The American Civil Liberties Union (ACLU) filed a class-action lawsuit Tuesday in an effort to block a Kansas election rule that could throw out thousands of votes in state and local elections.
People who didn’t provide proof of US citizenship when they registered to vote at motor vehicles offices will only be able to vote in federal elections for the next 120 days, until the day after November's general election, under a temporary rule sought by Kansas's Republican Secretary of State Kris Kobach and approved by the State Rules and Regulation Board last week.
More than 17,000 voters are currently affected, but the Associated Press predicts as many as 50,000 voters could be subject to the “dual registration system” in November, having their votes counted for US Senate and House races, but not in the Kansas Legislature elections, when all 165 legislature seats will be up for a vote.
ACLU officials appeared in court in April to block the 2013 Kansas law on which the most recent temporary rule is based, as Christina Beck reported for The Christian Science Monitor.

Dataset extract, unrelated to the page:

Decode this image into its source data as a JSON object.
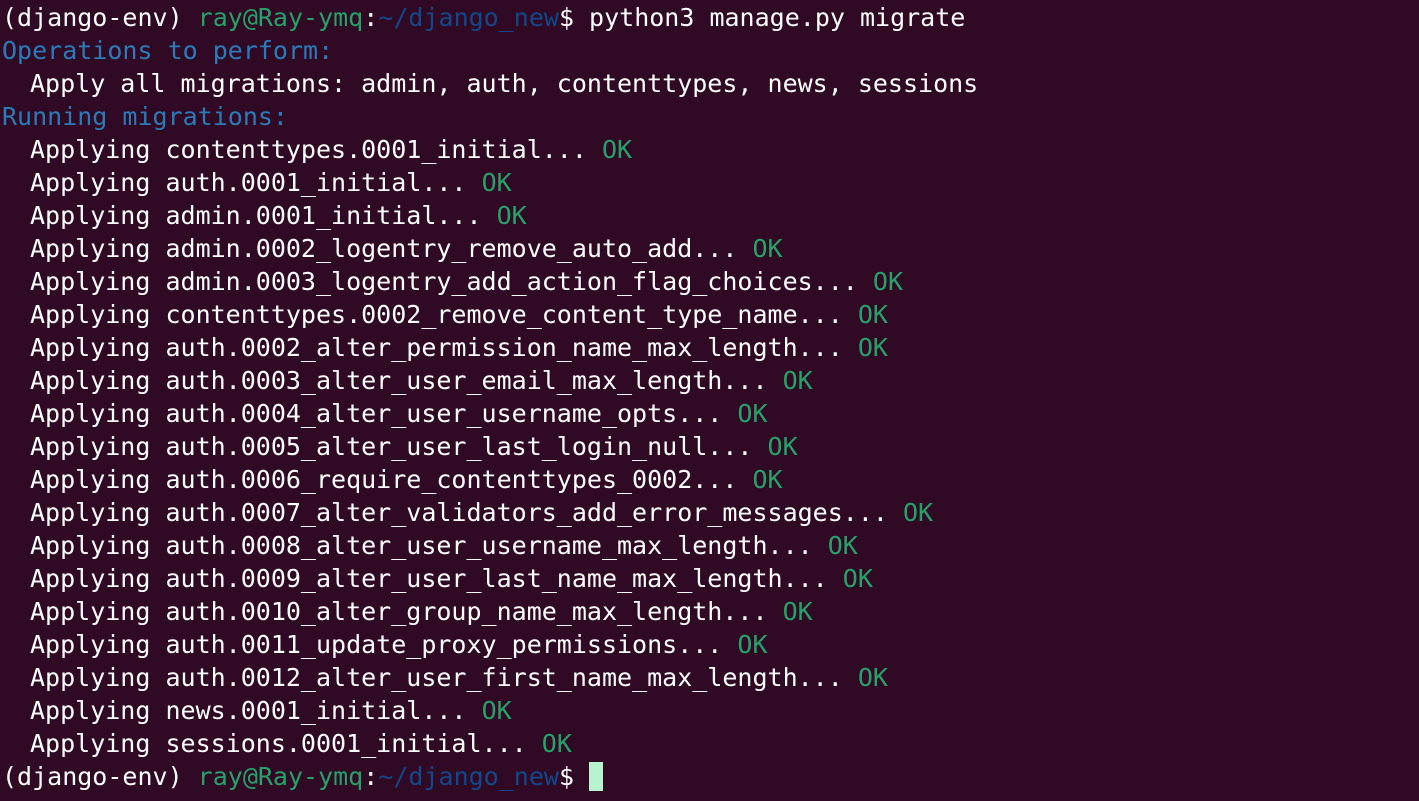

Under the law, US passports and birth certificates pass muster as identifications when residents show up to motor vehicles offices, but free state-issued IDs do not.
The judge subsequently ruled that voters do not need to meet the proof-of-citizenship requirements to be registered for federal elections, so Kansas must register the thousands of eligible voters who had been blocked from doing so.
ACLU lawyers will return to court soon, armed with rulings in former cases against Secretary Kobach where the court ruled the state isn’t allowed to use a two-tiered voting system that only counts votes in federal elections.
Kobach argues that proof-of-citizenship requirements prevent voting fraud.
"This is a very real issue and we have lots of close elections where the margin of victory is one vote or four to five votes," Kobach said, as the Monitor previously reported. "Non-citizens voting can potentially steal an election."
Voting ID laws target a very uncommon type of fraud: voting impersonation, which was documented 31 times in one billion votes cast, according to Justin Levitt, a professor at the Loyola Law School, Los Angeles. Critics of voter ID laws claim their main impact is to disenfranchise marginalized groups, including African-Americans, Hispanics, disabled individuals, and those in poverty.
Alabama, Arizona, and Georgia also have proof-of citizenship laws on the books, though none of the states are enforcing them as adamantly as Kansas.
This report contains material from the Associated Press.